Para el economista Pedro Palma los resultados del PIB se están repitiendo con el mismo patrón del año pasado. Tras la devaluación el incremento de la economía debería traducirse en una disminución de importaciones
Al cierre de año 2012, el Banco Central de Venezuela publicó los resultados del comportamiento de la economía para el cuarto trimestre, arrojando un crecimiento de 5,6% respecto al 2011, pero dicho avance está sustentado por las importaciones y el comercio.
Sobre este tema, el economista y profesor del IESA Pedro Palma afirmó que hasta ahora los resultados del Producto Interno Bruto (PIB) se están repitiendo con el mismo patrón que ya venía produciéndose antes, “un crecimiento elevado del producto que no es parejo entre todos los sectores”.
Según el especialista un PIB que crece 5,6% evidencia que en los diversos sectores no se está creciendo como debería, y un ejemplo de ello es la minería, que solo creció 6,1%, la manufactura 1,8%, la electricidad 3,8%, entre otros.
Palma recordó que los sectores que realmente crecieron fueron los mismos que lo hicieron el año pasado, y esto fue básicamente en sectores que sostiene el propio Gobierno a través de sus gastos.
Otros de los sectores que mostraron un crecimiento muy alto fueron los de servicio, que están estrechamente vinculados a las importaciones.
Según el economista las importaciones del año pasado fueron casi 60 mil millones de dólares, lo que representa un 27% de aumento, y simplemente se refleja en los servicios como lo es transporte, comercio, telecomunicaciones.
INFORMACIÓN IMCOMPLETA
Hasta ahora hay sectores de los que el BCV no suministra los datos completos, como en el agroalimentario, que solo creció 3,1%.
Por esto Palma explica que típicamente los sectores transables crecen muy pocos y la competitividad se ve afectada con la escasez de productos de exportación; entre ellos decrecieron, maquinaria y aparatos eléctricos (-13,5%), productos químicos (-10,0%), vehículos (-6,2%), minerales no metálicos (-4,8%), maquinaria y equipo (-1,3%), edición e impresión (-1,3%) y productos de metal (-1,1%), que no crecen porque los otros rubros se nutren del gasto del Gobierno.
Por su parte, el economista Orlando Ochoa estima que las estadísticas son una muestra de la desindustrialización de Venezuela. “Hay una evidente pérdida de peso de la manufactura en la economía”, comentó el analista.
Para Ochoa este es un mal en una economía como la venezolana que depende de las ventas del petróleo.
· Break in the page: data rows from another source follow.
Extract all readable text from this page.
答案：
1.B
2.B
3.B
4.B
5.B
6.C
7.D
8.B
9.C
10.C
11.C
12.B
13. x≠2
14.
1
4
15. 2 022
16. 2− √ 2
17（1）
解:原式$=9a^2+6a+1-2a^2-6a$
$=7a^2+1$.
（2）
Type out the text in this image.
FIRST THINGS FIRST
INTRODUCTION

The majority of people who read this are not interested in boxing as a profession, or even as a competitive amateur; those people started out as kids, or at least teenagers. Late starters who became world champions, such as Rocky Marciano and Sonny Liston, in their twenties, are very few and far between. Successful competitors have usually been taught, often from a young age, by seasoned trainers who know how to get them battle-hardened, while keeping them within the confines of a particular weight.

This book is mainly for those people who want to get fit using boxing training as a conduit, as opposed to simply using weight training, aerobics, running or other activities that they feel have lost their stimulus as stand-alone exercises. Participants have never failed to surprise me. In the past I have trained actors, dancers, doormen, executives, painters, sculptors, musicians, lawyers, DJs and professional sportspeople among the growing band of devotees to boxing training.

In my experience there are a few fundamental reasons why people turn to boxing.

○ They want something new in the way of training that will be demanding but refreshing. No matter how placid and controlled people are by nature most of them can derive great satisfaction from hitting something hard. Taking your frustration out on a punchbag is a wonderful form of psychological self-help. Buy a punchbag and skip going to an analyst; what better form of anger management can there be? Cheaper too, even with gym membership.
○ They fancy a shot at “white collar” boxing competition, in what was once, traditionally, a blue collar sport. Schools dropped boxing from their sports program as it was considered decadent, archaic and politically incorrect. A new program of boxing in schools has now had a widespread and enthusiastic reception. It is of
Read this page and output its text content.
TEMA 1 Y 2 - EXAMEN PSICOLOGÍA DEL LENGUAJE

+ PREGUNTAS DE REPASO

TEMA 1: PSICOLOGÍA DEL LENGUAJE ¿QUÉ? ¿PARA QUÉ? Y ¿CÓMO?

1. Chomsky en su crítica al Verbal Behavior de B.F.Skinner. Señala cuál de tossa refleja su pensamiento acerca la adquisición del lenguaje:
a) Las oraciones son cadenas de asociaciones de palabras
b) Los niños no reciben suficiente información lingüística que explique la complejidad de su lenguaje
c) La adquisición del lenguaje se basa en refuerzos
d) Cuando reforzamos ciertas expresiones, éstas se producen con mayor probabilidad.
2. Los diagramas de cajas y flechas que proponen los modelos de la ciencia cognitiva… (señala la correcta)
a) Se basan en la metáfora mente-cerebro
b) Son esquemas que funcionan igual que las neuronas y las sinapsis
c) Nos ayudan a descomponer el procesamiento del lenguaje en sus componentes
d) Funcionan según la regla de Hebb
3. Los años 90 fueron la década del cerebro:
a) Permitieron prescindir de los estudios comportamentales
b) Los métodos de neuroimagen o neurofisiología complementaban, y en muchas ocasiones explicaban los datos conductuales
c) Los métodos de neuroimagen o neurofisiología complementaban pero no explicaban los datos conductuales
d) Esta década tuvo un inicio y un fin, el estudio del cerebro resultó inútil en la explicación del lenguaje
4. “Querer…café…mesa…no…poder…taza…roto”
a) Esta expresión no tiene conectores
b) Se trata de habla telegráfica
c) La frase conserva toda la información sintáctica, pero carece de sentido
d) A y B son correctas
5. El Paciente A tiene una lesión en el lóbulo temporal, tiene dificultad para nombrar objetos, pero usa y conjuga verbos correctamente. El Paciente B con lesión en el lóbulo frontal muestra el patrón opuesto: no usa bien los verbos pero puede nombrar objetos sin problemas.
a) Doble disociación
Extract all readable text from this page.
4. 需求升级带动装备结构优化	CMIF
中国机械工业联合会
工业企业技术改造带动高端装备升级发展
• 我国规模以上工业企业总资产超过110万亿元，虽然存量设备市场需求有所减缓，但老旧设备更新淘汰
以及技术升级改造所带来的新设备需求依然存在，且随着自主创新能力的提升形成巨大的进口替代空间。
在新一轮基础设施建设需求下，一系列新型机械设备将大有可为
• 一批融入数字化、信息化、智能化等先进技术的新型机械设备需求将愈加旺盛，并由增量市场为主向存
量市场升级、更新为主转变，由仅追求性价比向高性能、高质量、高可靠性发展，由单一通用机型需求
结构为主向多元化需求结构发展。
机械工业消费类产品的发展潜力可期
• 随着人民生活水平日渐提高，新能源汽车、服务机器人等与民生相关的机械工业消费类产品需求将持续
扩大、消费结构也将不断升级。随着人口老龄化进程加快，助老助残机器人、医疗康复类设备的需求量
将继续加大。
Además, explicó que ante una economía que creció en 5,6%, impulsada por un boom de consumo que se alimenta con el gasto oficial, y con relativa baja inversión en producción, la contracción industrial se traduce en problemas de oferta en el mercado.
En la medida que el consumo siga avanzando por encima del crecimiento de la industria, y no haya un incremento de los ingresos por la vía petrolera, los problemas con la oferta se agudizarán.
Pedro Palma comentó que después de la devaluación el crecimiento de la economía debería traducirse en una disminución de las importaciones y eso haría que sectores que han mostrado un crecimiento tiendan a desacelerarse y a nivel del PIB puede tener una pequeña contracción, “si el gobierno se enfrenta al enorme gasto del año pasado va a tener que racionalizar las importaciones y eso tiene efectos de carácter recesivo”.